NEWS

 

Staff shake-up leaves five Equity executives jobless

Kenya’s biggest bank by customer base, Equity, has sent five senior managers packing and wound up its investment banking arm, leaving 15 employees jobless.

The shake-up, billed as one of the biggest since Equity entered the retail banking scene five years ago, is partly the result of a re-organisation programme that began early this year with the merger of departments that left some top managers without portfolio.

Top on the list of those who have been laid off are two directors – Gakuru Wahome and Rodney Schuster – and three senior managers who headed the finance, IT and risk management departments.

Dr Wahome, the architect of Kenya’s development blueprint the Vision 2030, joined the bank two years ago as an executive director in charge of marketing, advocacy and policy, while Mr Schuster served as a director in charge of regional expansion.

Three general managers Allan Mwangi (finance), Peter Gachau (IT) and Papius Muhindi (Risk Management), have also been replaced, while the fate of Dr Catherine Munene, the head of human resources, was unclear.

People familiar with the matter said the shake-up is the culmination of a major strategy and business review that the bank’s chief executive James Mwangi announced to staff at the beginning of the year, soon after the bank closed down its Alternate Business Channel (ABC) and laid off its business growth and development managers who serve as the marketing managers.

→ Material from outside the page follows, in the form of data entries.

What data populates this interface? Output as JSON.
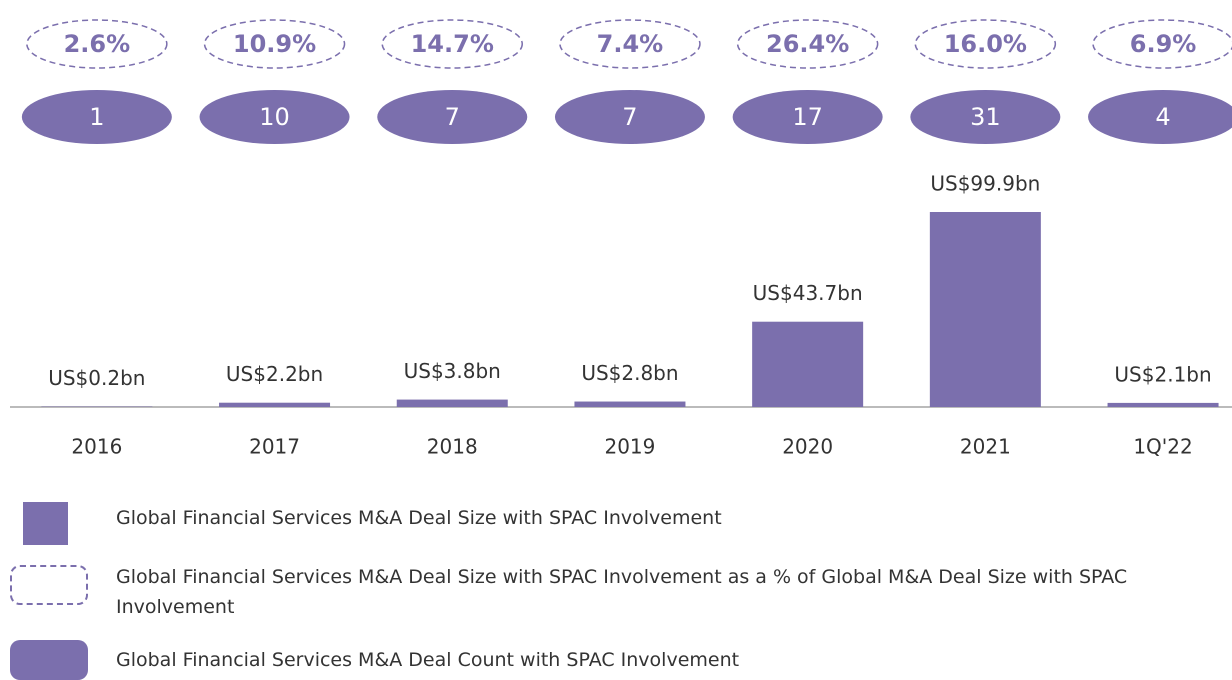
{
  "chart_data": {
    "type": "bar",
    "categories": [
      "2016",
      "2017",
      "2018",
      "2019",
      "2020",
      "2021",
      "1Q'22"
    ],
    "series": [
      {
        "name": "Global Financial Services M&A Deal Size with SPAC Involvement",
        "type": "bar",
        "color": "#7b6fad",
        "values": [
          0.2,
          2.2,
          3.8,
          2.8,
          43.7,
          99.9,
          2.1
        ],
        "value_labels": [
          "US$0.2bn",
          "US$2.2bn",
          "US$3.8bn",
          "US$2.8bn",
          "US$43.7bn",
          "US$99.9bn",
          "US$2.1bn"
        ]
      },
      {
        "name": "Global Financial Services M&A Deal Size with SPAC Involvement as a % of Global M&A Deal Size with SPAC Involvement",
        "type": "dashed-oval",
        "color": "#7b6fad",
        "values": [
          2.6,
          10.9,
          14.7,
          7.4,
          26.4,
          16.0,
          6.9
        ],
        "value_labels": [
          "2.6%",
          "10.9%",
          "14.7%",
          "7.4%",
          "26.4%",
          "16.0%",
          "6.9%"
        ]
      },
      {
        "name": "Global Financial Services M&A Deal Count with SPAC Involvement",
        "type": "oval",
        "color": "#7b6fad",
        "values": [
          1,
          10,
          7,
          7,
          17,
          31,
          4
        ]
      }
    ]
  }
}
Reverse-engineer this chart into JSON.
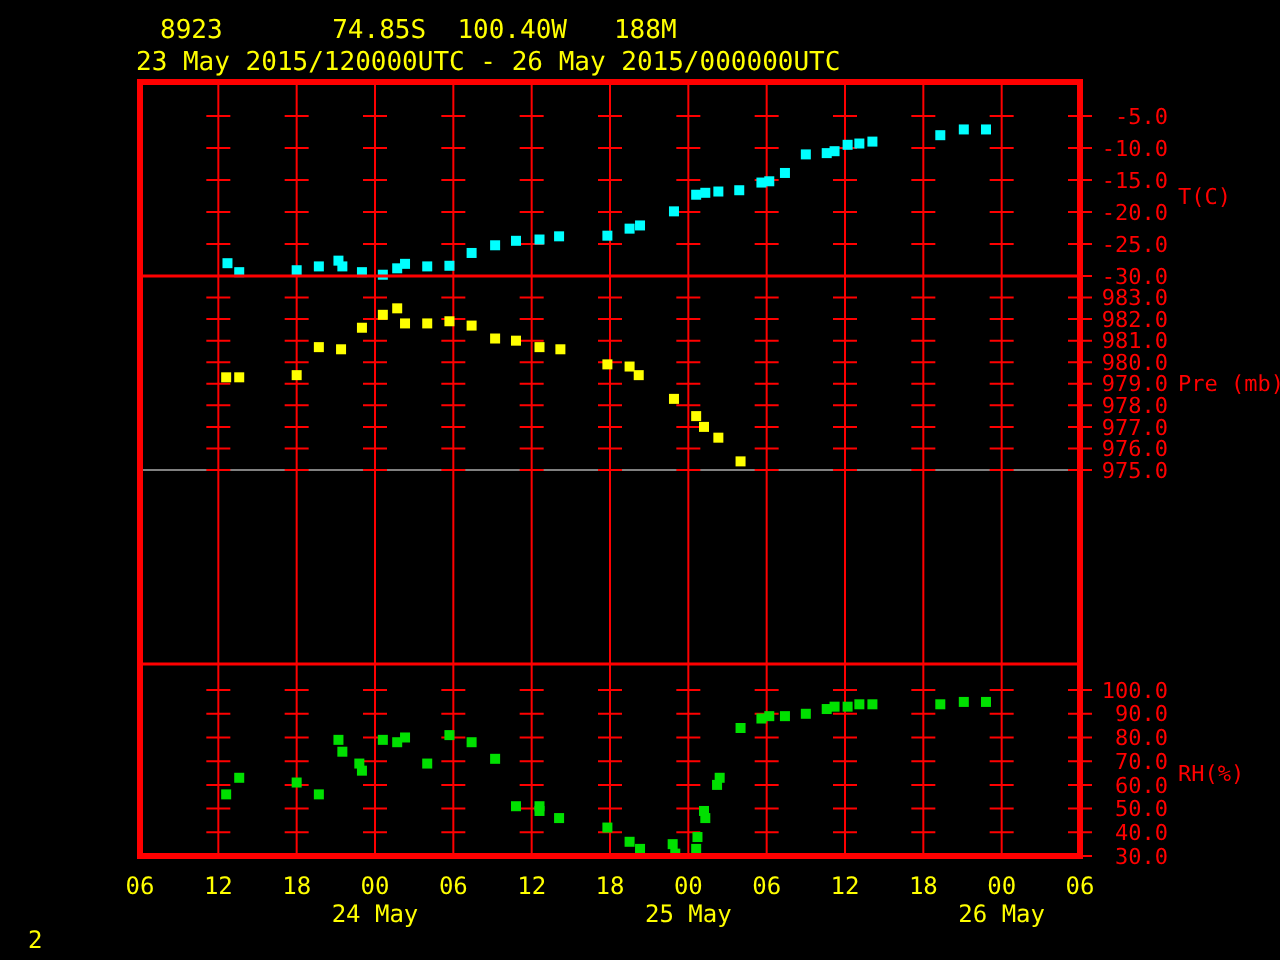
{
  "chart_data": [
    {
      "type": "scatter",
      "title": "8923       74.85S  100.40W   188M",
      "subtitle": "23 May 2015/120000UTC - 26 May 2015/000000UTC",
      "ylabel": "T(C)",
      "marker": "square",
      "grid": true,
      "tick_labels": "y",
      "xlim": [
        "2015-05-23T06:00",
        "2015-05-26T06:00"
      ],
      "xticks": [
        {
          "value": "2015-05-23T12:00",
          "label": null
        },
        {
          "value": "2015-05-23T18:00",
          "label": null
        },
        {
          "value": "2015-05-24T00:00",
          "label": null
        },
        {
          "value": "2015-05-24T06:00",
          "label": null
        },
        {
          "value": "2015-05-24T12:00",
          "label": null
        },
        {
          "value": "2015-05-24T18:00",
          "label": null
        },
        {
          "value": "2015-05-25T00:00",
          "label": null
        },
        {
          "value": "2015-05-25T06:00",
          "label": null
        },
        {
          "value": "2015-05-25T12:00",
          "label": null
        },
        {
          "value": "2015-05-25T18:00",
          "label": null
        },
        {
          "value": "2015-05-26T00:00",
          "label": null
        }
      ],
      "ylim": [
        -30,
        0
      ],
      "yticks": [
        {
          "value": -5,
          "label": "-5.0"
        },
        {
          "value": -10,
          "label": "-10.0"
        },
        {
          "value": -15,
          "label": "-15.0"
        },
        {
          "value": -20,
          "label": "-20.0"
        },
        {
          "value": -25,
          "label": "-25.0"
        },
        {
          "value": -30,
          "label": "-30.0"
        }
      ],
      "series": [
        {
          "color": "#00ffff",
          "x": [
            "2015-05-23T12:42",
            "2015-05-23T13:36",
            "2015-05-23T18:00",
            "2015-05-23T19:42",
            "2015-05-23T21:12",
            "2015-05-23T21:30",
            "2015-05-23T23:00",
            "2015-05-24T00:36",
            "2015-05-24T01:42",
            "2015-05-24T02:18",
            "2015-05-24T04:00",
            "2015-05-24T05:42",
            "2015-05-24T07:24",
            "2015-05-24T09:12",
            "2015-05-24T10:48",
            "2015-05-24T12:36",
            "2015-05-24T14:06",
            "2015-05-24T17:48",
            "2015-05-24T19:30",
            "2015-05-24T20:18",
            "2015-05-24T22:54",
            "2015-05-25T00:36",
            "2015-05-25T01:18",
            "2015-05-25T02:18",
            "2015-05-25T03:54",
            "2015-05-25T05:36",
            "2015-05-25T06:12",
            "2015-05-25T07:24",
            "2015-05-25T09:00",
            "2015-05-25T10:36",
            "2015-05-25T11:12",
            "2015-05-25T12:12",
            "2015-05-25T13:06",
            "2015-05-25T14:06",
            "2015-05-25T19:18",
            "2015-05-25T21:06",
            "2015-05-25T22:48"
          ],
          "values": [
            -28.0,
            -29.4,
            -29.1,
            -28.5,
            -27.6,
            -28.5,
            -29.4,
            -29.8,
            -28.8,
            -28.1,
            -28.5,
            -28.4,
            -26.4,
            -25.2,
            -24.5,
            -24.3,
            -23.8,
            -23.7,
            -22.6,
            -22.1,
            -19.9,
            -17.3,
            -17.0,
            -16.8,
            -16.6,
            -15.4,
            -15.2,
            -13.9,
            -11.0,
            -10.8,
            -10.5,
            -9.5,
            -9.3,
            -9.0,
            -8.0,
            -7.1,
            -7.1
          ]
        }
      ]
    },
    {
      "type": "scatter",
      "ylabel": "Pre (mb)",
      "marker": "square",
      "grid": true,
      "tick_labels": "y",
      "xlim": [
        "2015-05-23T06:00",
        "2015-05-26T06:00"
      ],
      "xticks": [
        {
          "value": "2015-05-23T12:00",
          "label": null
        },
        {
          "value": "2015-05-23T18:00",
          "label": null
        },
        {
          "value": "2015-05-24T00:00",
          "label": null
        },
        {
          "value": "2015-05-24T06:00",
          "label": null
        },
        {
          "value": "2015-05-24T12:00",
          "label": null
        },
        {
          "value": "2015-05-24T18:00",
          "label": null
        },
        {
          "value": "2015-05-25T00:00",
          "label": null
        },
        {
          "value": "2015-05-25T06:00",
          "label": null
        },
        {
          "value": "2015-05-25T12:00",
          "label": null
        },
        {
          "value": "2015-05-25T18:00",
          "label": null
        },
        {
          "value": "2015-05-26T00:00",
          "label": null
        }
      ],
      "ylim": [
        966,
        984
      ],
      "yticks": [
        {
          "value": 983,
          "label": "983.0"
        },
        {
          "value": 982,
          "label": "982.0"
        },
        {
          "value": 981,
          "label": "981.0"
        },
        {
          "value": 980,
          "label": "980.0"
        },
        {
          "value": 979,
          "label": "979.0"
        },
        {
          "value": 978,
          "label": "978.0"
        },
        {
          "value": 977,
          "label": "977.0"
        },
        {
          "value": 976,
          "label": "976.0"
        },
        {
          "value": 975,
          "label": "975.0"
        }
      ],
      "ref_lines": [
        {
          "axis": "y",
          "value": 975,
          "color": "#808080"
        }
      ],
      "series": [
        {
          "color": "#ffff00",
          "x": [
            "2015-05-23T12:36",
            "2015-05-23T13:36",
            "2015-05-23T18:00",
            "2015-05-23T19:42",
            "2015-05-23T21:24",
            "2015-05-23T23:00",
            "2015-05-24T00:36",
            "2015-05-24T01:42",
            "2015-05-24T02:18",
            "2015-05-24T04:00",
            "2015-05-24T05:42",
            "2015-05-24T07:24",
            "2015-05-24T09:12",
            "2015-05-24T10:48",
            "2015-05-24T12:36",
            "2015-05-24T14:12",
            "2015-05-24T17:48",
            "2015-05-24T19:30",
            "2015-05-24T20:12",
            "2015-05-24T22:54",
            "2015-05-25T00:36",
            "2015-05-25T01:12",
            "2015-05-25T02:18",
            "2015-05-25T04:00"
          ],
          "values": [
            979.3,
            979.3,
            979.4,
            980.7,
            980.6,
            981.6,
            982.2,
            982.5,
            981.8,
            981.8,
            981.9,
            981.7,
            981.1,
            981.0,
            980.7,
            980.6,
            979.9,
            979.8,
            979.4,
            978.3,
            977.5,
            977.0,
            976.5,
            975.4
          ]
        }
      ]
    },
    {
      "type": "scatter",
      "ylabel": "RH(%)",
      "marker": "square",
      "grid": true,
      "annotations": [
        "2"
      ],
      "xlim": [
        "2015-05-23T06:00",
        "2015-05-26T06:00"
      ],
      "xticks": [
        {
          "value": "2015-05-23T06:00",
          "label": "06"
        },
        {
          "value": "2015-05-23T12:00",
          "label": "12"
        },
        {
          "value": "2015-05-23T18:00",
          "label": "18"
        },
        {
          "value": "2015-05-24T00:00",
          "label": "00\n24 May"
        },
        {
          "value": "2015-05-24T06:00",
          "label": "06"
        },
        {
          "value": "2015-05-24T12:00",
          "label": "12"
        },
        {
          "value": "2015-05-24T18:00",
          "label": "18"
        },
        {
          "value": "2015-05-25T00:00",
          "label": "00\n25 May"
        },
        {
          "value": "2015-05-25T06:00",
          "label": "06"
        },
        {
          "value": "2015-05-25T12:00",
          "label": "12"
        },
        {
          "value": "2015-05-25T18:00",
          "label": "18"
        },
        {
          "value": "2015-05-26T00:00",
          "label": "00\n26 May"
        },
        {
          "value": "2015-05-26T06:00",
          "label": "06"
        }
      ],
      "ylim": [
        30,
        111
      ],
      "yticks": [
        {
          "value": 100,
          "label": "100.0"
        },
        {
          "value": 90,
          "label": "90.0"
        },
        {
          "value": 80,
          "label": "80.0"
        },
        {
          "value": 70,
          "label": "70.0"
        },
        {
          "value": 60,
          "label": "60.0"
        },
        {
          "value": 50,
          "label": "50.0"
        },
        {
          "value": 40,
          "label": "40.0"
        },
        {
          "value": 30,
          "label": "30.0"
        }
      ],
      "series": [
        {
          "color": "#00e000",
          "x": [
            "2015-05-23T12:36",
            "2015-05-23T13:36",
            "2015-05-23T18:00",
            "2015-05-23T19:42",
            "2015-05-23T21:12",
            "2015-05-23T21:30",
            "2015-05-23T22:48",
            "2015-05-23T23:00",
            "2015-05-24T00:36",
            "2015-05-24T01:42",
            "2015-05-24T02:18",
            "2015-05-24T04:00",
            "2015-05-24T05:42",
            "2015-05-24T07:24",
            "2015-05-24T09:12",
            "2015-05-24T10:48",
            "2015-05-24T12:36",
            "2015-05-24T12:36",
            "2015-05-24T14:06",
            "2015-05-24T17:48",
            "2015-05-24T19:30",
            "2015-05-24T20:18",
            "2015-05-24T22:48",
            "2015-05-24T23:00",
            "2015-05-25T00:36",
            "2015-05-25T00:42",
            "2015-05-25T01:12",
            "2015-05-25T01:18",
            "2015-05-25T02:12",
            "2015-05-25T02:24",
            "2015-05-25T04:00",
            "2015-05-25T05:36",
            "2015-05-25T06:12",
            "2015-05-25T07:24",
            "2015-05-25T09:00",
            "2015-05-25T10:36",
            "2015-05-25T11:12",
            "2015-05-25T12:12",
            "2015-05-25T13:06",
            "2015-05-25T14:06",
            "2015-05-25T19:18",
            "2015-05-25T21:06",
            "2015-05-25T22:48"
          ],
          "values": [
            56,
            63,
            61,
            56,
            79,
            74,
            69,
            66,
            79,
            78,
            80,
            69,
            81,
            78,
            71,
            51,
            51,
            49,
            46,
            42,
            36,
            33,
            35,
            31,
            33,
            38,
            49,
            46,
            60,
            63,
            84,
            88,
            89,
            89,
            90,
            92,
            93,
            93,
            94,
            94,
            94,
            95,
            95
          ]
        }
      ]
    }
  ]
}
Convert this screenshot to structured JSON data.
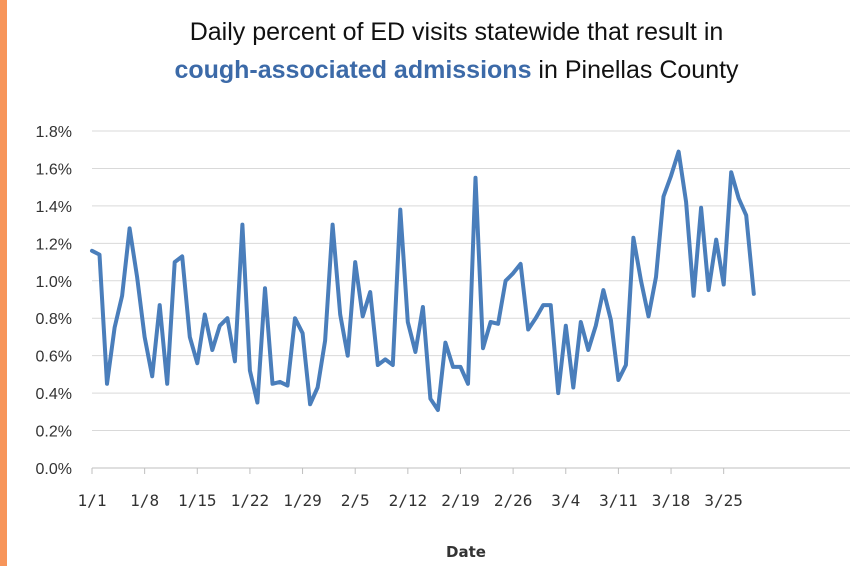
{
  "chart_data": {
    "type": "line",
    "title": "Daily percent of ED visits statewide that result in cough-associated admissions in Pinellas County",
    "title_line1": "Daily percent of ED visits statewide that result in",
    "title_highlight": "cough-associated admissions",
    "title_rest": " in Pinellas County",
    "xlabel": "Date",
    "ylabel": "",
    "ylim": [
      0,
      0.018
    ],
    "yticks": [
      "0.0%",
      "0.2%",
      "0.4%",
      "0.6%",
      "0.8%",
      "1.0%",
      "1.2%",
      "1.4%",
      "1.6%",
      "1.8%"
    ],
    "xticks": [
      "1/1",
      "1/8",
      "1/15",
      "1/22",
      "1/29",
      "2/5",
      "2/12",
      "2/19",
      "2/26",
      "3/4",
      "3/11",
      "3/18",
      "3/25"
    ],
    "grid": true,
    "legend": "none",
    "line_color": "#4a7ebb",
    "dates": [
      "1/1",
      "1/2",
      "1/3",
      "1/4",
      "1/5",
      "1/6",
      "1/7",
      "1/8",
      "1/9",
      "1/10",
      "1/11",
      "1/12",
      "1/13",
      "1/14",
      "1/15",
      "1/16",
      "1/17",
      "1/18",
      "1/19",
      "1/20",
      "1/21",
      "1/22",
      "1/23",
      "1/24",
      "1/25",
      "1/26",
      "1/27",
      "1/28",
      "1/29",
      "1/30",
      "1/31",
      "2/1",
      "2/2",
      "2/3",
      "2/4",
      "2/5",
      "2/6",
      "2/7",
      "2/8",
      "2/9",
      "2/10",
      "2/11",
      "2/12",
      "2/13",
      "2/14",
      "2/15",
      "2/16",
      "2/17",
      "2/18",
      "2/19",
      "2/20",
      "2/21",
      "2/22",
      "2/23",
      "2/24",
      "2/25",
      "2/26",
      "2/27",
      "2/28",
      "2/29",
      "3/1",
      "3/2",
      "3/3",
      "3/4",
      "3/5",
      "3/6",
      "3/7",
      "3/8",
      "3/9",
      "3/10",
      "3/11",
      "3/12",
      "3/13",
      "3/14",
      "3/15",
      "3/16",
      "3/17",
      "3/18",
      "3/19",
      "3/20",
      "3/21",
      "3/22",
      "3/23",
      "3/24",
      "3/25",
      "3/26",
      "3/27",
      "3/28",
      "3/29"
    ],
    "values": [
      0.0116,
      0.0114,
      0.0045,
      0.0075,
      0.0092,
      0.0128,
      0.0102,
      0.007,
      0.0049,
      0.0087,
      0.0045,
      0.011,
      0.0113,
      0.007,
      0.0056,
      0.0082,
      0.0063,
      0.0076,
      0.008,
      0.0057,
      0.013,
      0.0052,
      0.0035,
      0.0096,
      0.0045,
      0.0046,
      0.0044,
      0.008,
      0.0072,
      0.0034,
      0.0043,
      0.0068,
      0.013,
      0.0082,
      0.006,
      0.011,
      0.0081,
      0.0094,
      0.0055,
      0.0058,
      0.0055,
      0.0138,
      0.0078,
      0.0062,
      0.0086,
      0.0037,
      0.0031,
      0.0067,
      0.0054,
      0.0054,
      0.0045,
      0.0155,
      0.0064,
      0.0078,
      0.0077,
      0.01,
      0.0104,
      0.0109,
      0.0074,
      0.008,
      0.0087,
      0.0087,
      0.004,
      0.0076,
      0.0043,
      0.0078,
      0.0063,
      0.0076,
      0.0095,
      0.0079,
      0.0047,
      0.0055,
      0.0123,
      0.01,
      0.0081,
      0.0102,
      0.0145,
      0.0156,
      0.0169,
      0.0142,
      0.0092,
      0.0139,
      0.0095,
      0.0122,
      0.0098,
      0.0158,
      0.0144,
      0.0135,
      0.0093
    ]
  }
}
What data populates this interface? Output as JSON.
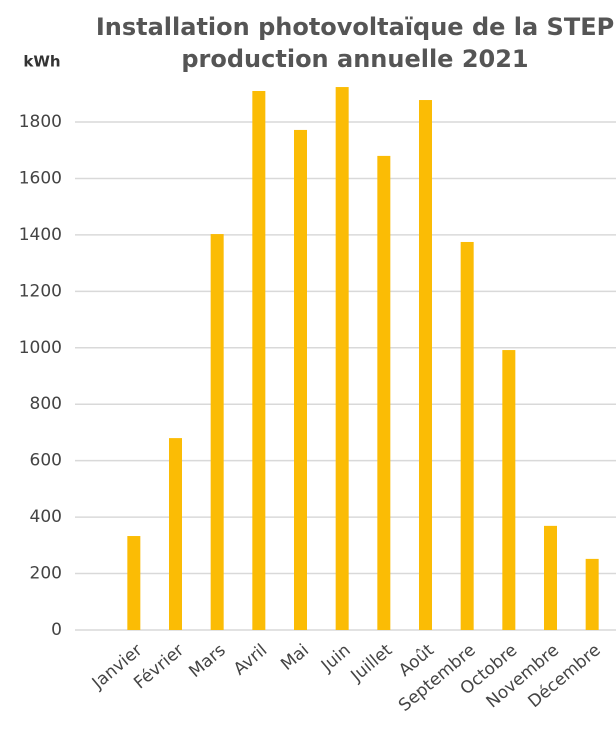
{
  "chart_data": {
    "type": "bar",
    "title": [
      "Installation photovoltaïque de la STEP",
      "production annuelle 2021"
    ],
    "y_label": "kWh",
    "categories": [
      "Janvier",
      "Février",
      "Mars",
      "Avril",
      "Mai",
      "Juin",
      "Juillet",
      "Août",
      "Septembre",
      "Octobre",
      "Novembre",
      "Décembre"
    ],
    "values": [
      333,
      680,
      1403,
      1910,
      1772,
      1924,
      1680,
      1878,
      1375,
      992,
      369,
      252
    ],
    "color": "#fbbc05",
    "ylim": [
      0,
      2000
    ],
    "yticks": [
      0,
      200,
      400,
      600,
      800,
      1000,
      1200,
      1400,
      1600,
      1800
    ],
    "grid": true
  }
}
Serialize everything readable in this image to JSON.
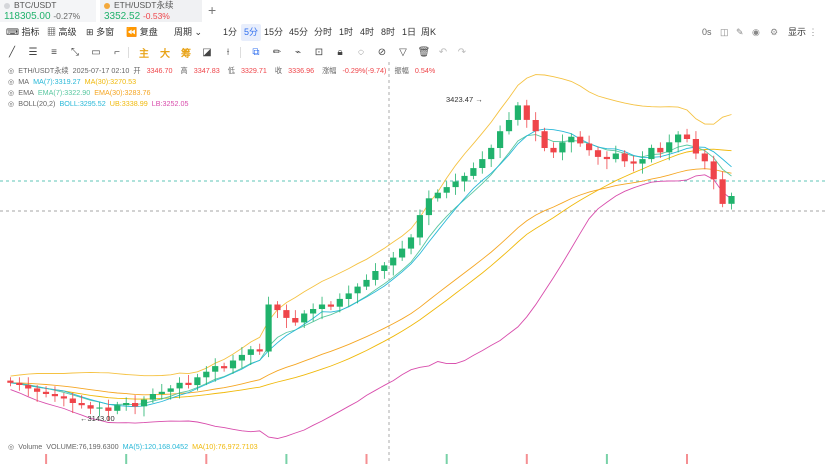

The decision was, however, nullified following an upsurge of customer complaints over inaccessibility of point of sale (PoS) termini used across the market.
Equity, which broke all banking sector growth records between 2004 and 2007 has been under immense pressure since last year when a combination of a slowdown in economic growth and the January 2008 political turmoil brought its micro lending business to a near standstill squeezing its profits to single-digit levels.

Some market observers, however, maintained that Equity was merely doing what was inevitable, having created so many positions that lacked clear jurisdictions that became points of persistent friction among senior managers.

“A shake-up of the executive suites was inevitable given the recruitment spree that the bank went into when its growth was robust,” said a senior manager who cannot be identified because he has committed not to speak to the media as part of the severance deal.

Though the shake-up is being seen as part of the many changes that strategists have recommended to the bank as it enters the next phase of growth, one of the managers who lost his job described Equity as a one-man show with no room for professional input at any level of the organisation.

“This might look like a normal restructuring, but the question that investors should be asking is why such a large group of professionals could leave an organisation within such a short span,” he said. “The majority of senior staff leaving have long experience having worked for various organisations both locally and internationally and they cannot all be incompetent,” said the source.

Equity did not respond to our questions on this subject, but sources close to it said the main challenge that the bank has had to deal with is the lack of strong organisational structure to give it a sense of stability.

The January shake-up, for instance saw Dr Gakuru transferred to head the newly created Leadership and Development unit and his former brief of marketing, advocacy and policy moved to the CEO’s office.

It was not lost to observers that Dr Gakuru had been on the job for only two years.